Interpretation of legal meaning and application of projects This provision ensures that accumulated on-chain data can serve as a legal passport for exchange listings. In the past, there were regulatory such as having to pass the SEC risks' strict securities review or having the listing completely suspended. However, according to this bill, if the actual transaction figures and distribution of the blockchain are proven to meet the criteria with 'data,' the exchange will have the legal right to independently conduct a formal in-kind listing without being mindful of the government.
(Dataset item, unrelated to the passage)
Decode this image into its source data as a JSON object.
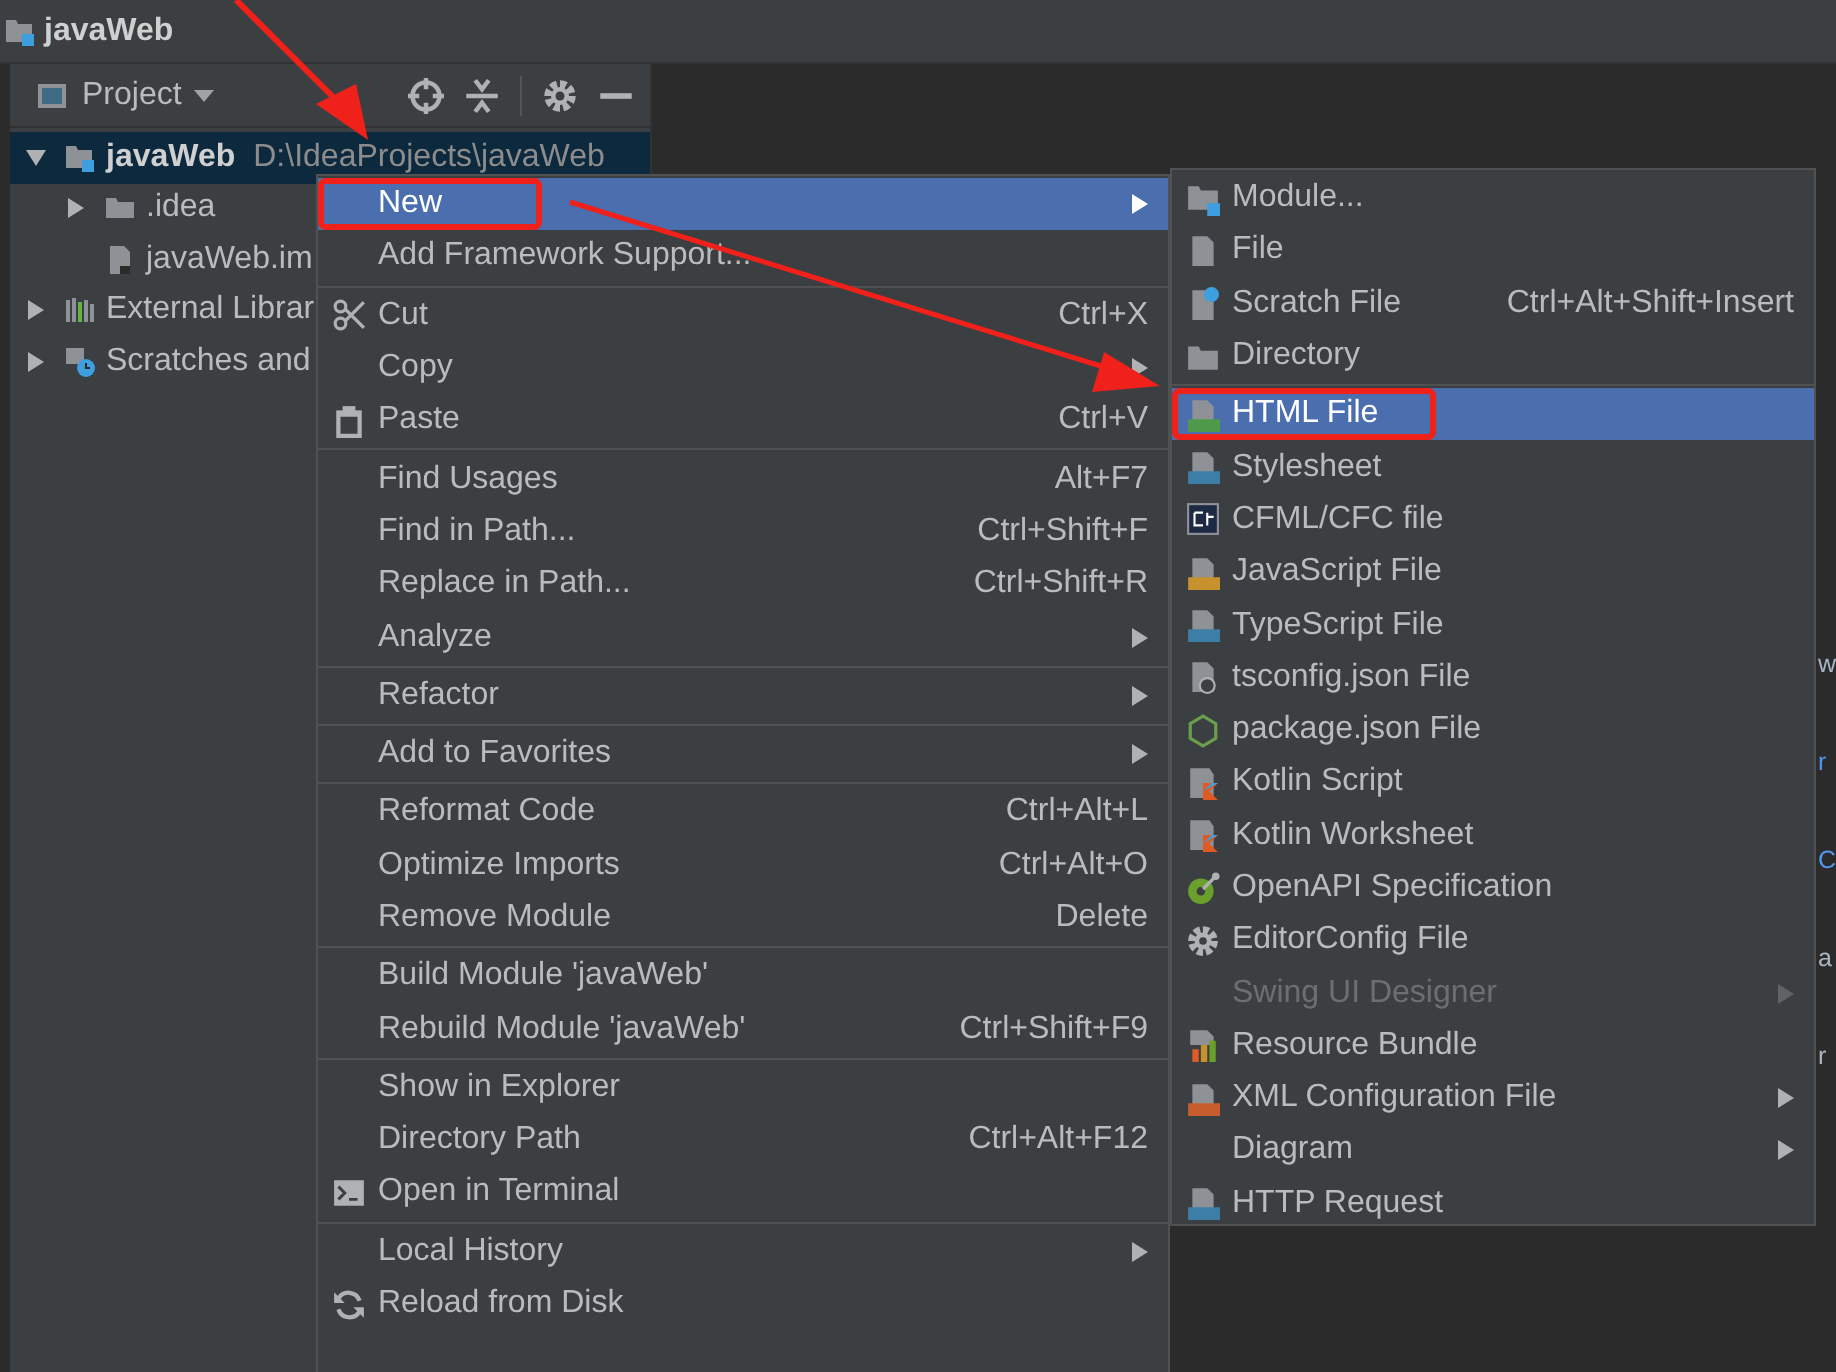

This means that the transparent node distribution data and transaction records accumulated by the Pi Network serve as a basis for exchanges to list on a free pass without regulatory risks.
- Obligations to provide and link data to institutions and exchanges
The original legal text (Title III, Section 308)“Registered digital commodity exchanges and institutional intermediaries shall utilize continuous distributed ledger analytics tools to monitor, verify, and report real-time on-chain transaction data and fee metrics to ensure market integrity and provide empirical data for asset valuation.”
Korean interpretation
Registered digital commodity exchanges and institutional intermediaries are required to utilize continuous distributed ledger analysis tools that monitor, verify, and report real-time on-chain transaction data and fee metrics to ensure market soundness and provide empirical data for asset valuation.
Interpretation of legal meaning and application of projects This provision stipulates that exchanges and large financial institutions in the United States must mandatorily link and verify the on-chain data of the blockchain when handling specific virtual assets. The exchange must constantly monitor the distribution channels of tokens, the degree of distribution of nodes, and real-time fee consumption patterns using its own distributed ledger analysis tools, and report this to regulatory authorities.At the same time, this bill exempts projects that have proven maturity by providing such transparent transaction data in real-time from securities regulations, allowing financial institutions to inject large-scale investment funds without risk based on clean data that is linked to the exchange in real-time.
- Comprehensive Conclusions and Future Forecasts
In conclusion, the value creation and asset disclosure stipulated by the Clarity Act are completely different from speculative ICOs, which were previously focused solely on user investment.
If the developer first builds a blockchain ecosystem and accumulates reliable transaction and fee data, the exchange will then, in accordance with the law, link this data to the system and autonomously proceed with formal listing. U.S. financial institutions will then use this verified and transparent data as a basis to inject legally and securely, creating an advanced institutional financial infrastructure.
The reason why the core team of Pi Network and Dr. Cheng Diao Pan have focused solely on the utility app ecosystem and transaction build-up, completely rejecting traditional ICOs for years, is also analyzed as a long-term legal strategy to perfectly pass the data review and listing standards of this Clarity Act and legally absorb institutional funds from Wall Street.